It's still an interesting post, because if true I'd still be curious how you'd get 20 million people to load anything.
But the title here is totally misleading because it sure sounds like someone took control of 9% of the ipv4 address space but the actual post starts with context.
You can get 100 million people to load the 1x1 by adding it using javascript to an adsense ad you publish on Google...
The number of times my browser has been hijacked from their ad network is numerous.
Odds are, the culprit owns some IP that is running on 20M devices. Whether it's a mobile game. A bot net. An ad. Or some other script/service that allows other machines to make the request on his/her behalf.
I would guess a WordPress plugin or something.
20 million is a lot, but if you look at geoip, they are around the whole world; I took 3 random latest IPs and I saw Vietnam, Brazil and Angola. So it's not that much when it's worldwide.
But it suggests it's not a geographically limited website. If it's through a website. It's probably not a ad buy. (Who would burn money on that...)
However the requests are literally every second. So it's something very popular. (Or a bot and they are somehow faking the source address...)
> Vietnam, Brazil and Angola
Curiously, these are some of the top countries I see when analyzing traffic from malicious scraping bots that disguise themselves as old Chrome versions on my websites.
So it's possible that one of those botnet-ish residential proxy services is being used here. The ones that use things like compromised browser extensions to turn unknowing users into exit nodes.
Edit: Yep, it's residential proxies, someone on the linked page mentioned a website where you can look up the IPs and all of them come up as proxies.

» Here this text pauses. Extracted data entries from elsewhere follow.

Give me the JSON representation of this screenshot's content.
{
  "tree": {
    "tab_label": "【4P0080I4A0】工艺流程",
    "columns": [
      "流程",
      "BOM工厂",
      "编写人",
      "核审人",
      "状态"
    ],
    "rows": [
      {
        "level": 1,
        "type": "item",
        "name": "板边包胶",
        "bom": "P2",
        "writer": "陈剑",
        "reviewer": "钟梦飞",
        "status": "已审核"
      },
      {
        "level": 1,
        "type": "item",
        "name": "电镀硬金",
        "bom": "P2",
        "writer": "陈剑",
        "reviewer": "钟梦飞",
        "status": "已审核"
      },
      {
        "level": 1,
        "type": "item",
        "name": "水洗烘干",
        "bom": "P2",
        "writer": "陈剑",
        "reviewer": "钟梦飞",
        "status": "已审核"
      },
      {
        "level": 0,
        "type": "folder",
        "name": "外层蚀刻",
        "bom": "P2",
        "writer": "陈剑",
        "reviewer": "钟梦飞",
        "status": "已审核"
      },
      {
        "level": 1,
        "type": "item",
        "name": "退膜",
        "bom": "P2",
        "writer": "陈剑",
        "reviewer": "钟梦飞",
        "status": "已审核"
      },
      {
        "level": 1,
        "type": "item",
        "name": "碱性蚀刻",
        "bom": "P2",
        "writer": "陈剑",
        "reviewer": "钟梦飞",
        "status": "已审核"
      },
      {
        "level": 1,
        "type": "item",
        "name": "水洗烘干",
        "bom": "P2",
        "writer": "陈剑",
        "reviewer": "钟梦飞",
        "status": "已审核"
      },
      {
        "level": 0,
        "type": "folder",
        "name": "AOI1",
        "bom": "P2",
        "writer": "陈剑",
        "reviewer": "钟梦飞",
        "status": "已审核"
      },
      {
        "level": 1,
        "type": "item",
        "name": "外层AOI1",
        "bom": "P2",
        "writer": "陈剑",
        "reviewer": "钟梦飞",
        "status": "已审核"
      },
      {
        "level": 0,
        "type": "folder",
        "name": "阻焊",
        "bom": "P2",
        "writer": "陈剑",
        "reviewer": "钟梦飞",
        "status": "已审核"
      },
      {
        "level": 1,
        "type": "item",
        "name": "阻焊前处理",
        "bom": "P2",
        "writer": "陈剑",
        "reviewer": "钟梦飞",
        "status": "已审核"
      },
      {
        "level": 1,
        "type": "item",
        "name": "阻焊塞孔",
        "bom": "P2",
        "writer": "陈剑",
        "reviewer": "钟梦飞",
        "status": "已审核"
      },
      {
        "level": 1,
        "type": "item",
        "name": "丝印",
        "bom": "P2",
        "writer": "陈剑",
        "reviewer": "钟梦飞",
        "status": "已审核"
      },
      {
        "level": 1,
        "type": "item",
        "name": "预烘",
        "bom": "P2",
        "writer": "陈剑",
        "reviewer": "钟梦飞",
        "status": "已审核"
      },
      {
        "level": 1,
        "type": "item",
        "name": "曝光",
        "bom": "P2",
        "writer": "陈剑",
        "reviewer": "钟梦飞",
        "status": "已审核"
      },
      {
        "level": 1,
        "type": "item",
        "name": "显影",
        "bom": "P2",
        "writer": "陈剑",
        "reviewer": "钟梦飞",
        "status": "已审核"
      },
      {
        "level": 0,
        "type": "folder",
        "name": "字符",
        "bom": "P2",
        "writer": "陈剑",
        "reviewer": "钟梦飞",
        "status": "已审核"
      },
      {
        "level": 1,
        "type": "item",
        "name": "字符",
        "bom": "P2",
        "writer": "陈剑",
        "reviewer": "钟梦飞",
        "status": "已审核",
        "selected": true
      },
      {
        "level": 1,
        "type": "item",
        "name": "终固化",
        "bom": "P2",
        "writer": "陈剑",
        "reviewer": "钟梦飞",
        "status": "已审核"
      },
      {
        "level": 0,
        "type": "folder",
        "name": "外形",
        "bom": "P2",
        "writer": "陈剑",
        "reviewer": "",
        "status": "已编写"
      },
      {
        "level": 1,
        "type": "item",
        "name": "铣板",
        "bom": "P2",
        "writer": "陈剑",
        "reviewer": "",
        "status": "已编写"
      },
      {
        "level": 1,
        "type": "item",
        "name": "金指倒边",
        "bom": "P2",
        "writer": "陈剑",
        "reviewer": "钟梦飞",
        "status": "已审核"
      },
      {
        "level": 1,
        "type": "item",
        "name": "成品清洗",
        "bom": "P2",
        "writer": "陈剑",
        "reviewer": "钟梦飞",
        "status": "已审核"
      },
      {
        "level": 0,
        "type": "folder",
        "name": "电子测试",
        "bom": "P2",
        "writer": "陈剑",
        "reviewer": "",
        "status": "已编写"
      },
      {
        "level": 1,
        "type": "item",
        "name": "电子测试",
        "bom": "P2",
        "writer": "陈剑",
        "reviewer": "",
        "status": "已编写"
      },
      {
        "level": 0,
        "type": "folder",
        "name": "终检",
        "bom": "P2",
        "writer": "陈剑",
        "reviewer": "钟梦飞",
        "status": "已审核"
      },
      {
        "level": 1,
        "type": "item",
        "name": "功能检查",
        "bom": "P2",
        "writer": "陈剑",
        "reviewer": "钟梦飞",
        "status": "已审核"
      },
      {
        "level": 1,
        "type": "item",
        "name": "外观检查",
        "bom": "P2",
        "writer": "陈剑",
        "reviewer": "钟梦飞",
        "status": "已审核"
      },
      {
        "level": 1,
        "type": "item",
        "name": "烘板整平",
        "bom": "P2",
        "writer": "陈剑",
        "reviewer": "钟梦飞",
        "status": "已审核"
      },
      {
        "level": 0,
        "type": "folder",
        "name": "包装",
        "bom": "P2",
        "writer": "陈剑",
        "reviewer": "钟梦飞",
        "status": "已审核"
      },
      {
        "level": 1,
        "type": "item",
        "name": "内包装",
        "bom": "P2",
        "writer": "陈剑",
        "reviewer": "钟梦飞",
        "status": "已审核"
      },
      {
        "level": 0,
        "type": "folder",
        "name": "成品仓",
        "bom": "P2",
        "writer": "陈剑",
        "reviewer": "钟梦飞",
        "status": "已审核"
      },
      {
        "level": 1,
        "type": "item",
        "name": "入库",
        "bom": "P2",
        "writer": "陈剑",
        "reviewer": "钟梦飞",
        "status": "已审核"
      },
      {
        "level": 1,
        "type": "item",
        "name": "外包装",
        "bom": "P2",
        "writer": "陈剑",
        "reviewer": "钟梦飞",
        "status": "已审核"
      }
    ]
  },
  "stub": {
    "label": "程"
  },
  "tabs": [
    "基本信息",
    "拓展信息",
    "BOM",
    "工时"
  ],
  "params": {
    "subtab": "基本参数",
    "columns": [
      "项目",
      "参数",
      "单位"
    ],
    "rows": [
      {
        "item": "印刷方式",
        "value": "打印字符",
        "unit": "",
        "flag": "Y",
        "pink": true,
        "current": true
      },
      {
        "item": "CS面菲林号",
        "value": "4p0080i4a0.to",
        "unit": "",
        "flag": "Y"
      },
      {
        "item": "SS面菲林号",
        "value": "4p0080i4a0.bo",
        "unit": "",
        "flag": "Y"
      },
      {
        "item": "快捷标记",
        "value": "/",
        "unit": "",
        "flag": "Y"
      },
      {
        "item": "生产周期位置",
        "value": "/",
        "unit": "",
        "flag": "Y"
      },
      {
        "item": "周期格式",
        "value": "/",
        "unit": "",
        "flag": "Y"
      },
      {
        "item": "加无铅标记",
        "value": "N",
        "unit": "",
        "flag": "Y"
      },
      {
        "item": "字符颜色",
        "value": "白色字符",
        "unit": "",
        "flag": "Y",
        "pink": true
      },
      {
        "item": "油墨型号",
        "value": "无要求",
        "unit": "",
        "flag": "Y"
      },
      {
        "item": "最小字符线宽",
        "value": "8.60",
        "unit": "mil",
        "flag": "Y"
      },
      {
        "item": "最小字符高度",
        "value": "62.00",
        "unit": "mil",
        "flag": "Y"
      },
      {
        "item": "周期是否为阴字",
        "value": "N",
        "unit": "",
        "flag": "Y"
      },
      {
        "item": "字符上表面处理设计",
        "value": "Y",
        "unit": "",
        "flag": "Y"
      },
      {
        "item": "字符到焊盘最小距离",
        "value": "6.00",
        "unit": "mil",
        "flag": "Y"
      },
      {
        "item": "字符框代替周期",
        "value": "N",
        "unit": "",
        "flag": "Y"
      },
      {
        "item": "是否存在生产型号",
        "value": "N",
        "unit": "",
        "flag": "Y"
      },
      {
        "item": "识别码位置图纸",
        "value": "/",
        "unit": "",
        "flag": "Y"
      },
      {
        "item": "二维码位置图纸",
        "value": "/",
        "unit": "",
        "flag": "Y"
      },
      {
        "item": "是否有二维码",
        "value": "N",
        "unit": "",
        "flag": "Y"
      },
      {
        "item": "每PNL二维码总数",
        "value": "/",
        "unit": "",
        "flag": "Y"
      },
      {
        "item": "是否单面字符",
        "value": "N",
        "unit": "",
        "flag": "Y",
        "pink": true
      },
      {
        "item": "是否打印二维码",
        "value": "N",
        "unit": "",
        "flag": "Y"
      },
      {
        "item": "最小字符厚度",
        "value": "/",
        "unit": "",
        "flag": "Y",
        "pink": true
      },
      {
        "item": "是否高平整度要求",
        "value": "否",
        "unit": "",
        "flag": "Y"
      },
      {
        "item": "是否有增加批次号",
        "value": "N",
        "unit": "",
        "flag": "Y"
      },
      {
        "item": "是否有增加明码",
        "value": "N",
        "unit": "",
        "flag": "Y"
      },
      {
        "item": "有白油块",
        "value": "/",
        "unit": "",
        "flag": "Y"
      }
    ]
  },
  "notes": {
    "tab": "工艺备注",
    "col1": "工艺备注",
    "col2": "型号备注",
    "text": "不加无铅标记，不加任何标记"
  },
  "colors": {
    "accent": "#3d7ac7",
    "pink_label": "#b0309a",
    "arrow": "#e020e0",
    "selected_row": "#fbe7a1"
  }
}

I find this really interesting, I can see a few different ideas on GitHub to claim IPs, but I don't see any of those reaching that scale.
https://github.com/search?q=ipv4.games%2Fclaim&type=code&p=1
While running ads is definitely a possibility, reaching 9% of all available IPs sounds like a crazy expensive campaign. I don't know what the ratio of people to public IP is but I doubt it's one.
20 million unique users is not that much. I don't understand the claim that this constitutes 9% of all IP addresses. It doesn't. There are about 4 billion public IPv4 address. 9% of that would be closer to 300 million.
You're right, like others said in the comments the 9% in the comments is from total active hosts tracked by Censys (~231 million). But I still think it's challenging to have that much reach and unlikely to be an ad campaign. Using numbers from the website bellow the cost of getting 20 million impressions would be around $43,200 on the low-end for YouTube ads and can be much higher on different platforms. That is also assuming perfect efficiency were you we have exactly one impression per IP which is unlikely to be the case.
https://www.guptamedia.com/social-media-ads-cost
Is it reasonable to assume these aren’t 100% static IP addresses? If so, maybe there’s some double counting going on.
The commenters on the linked post mention loading the pixel image embedded in an advertisement campaign.
This would make it possible to have thousands of impressions for relatively low amounts of money.
Maybe IoT software, though I wonder how they are doing the NAT busting if it's behind a router.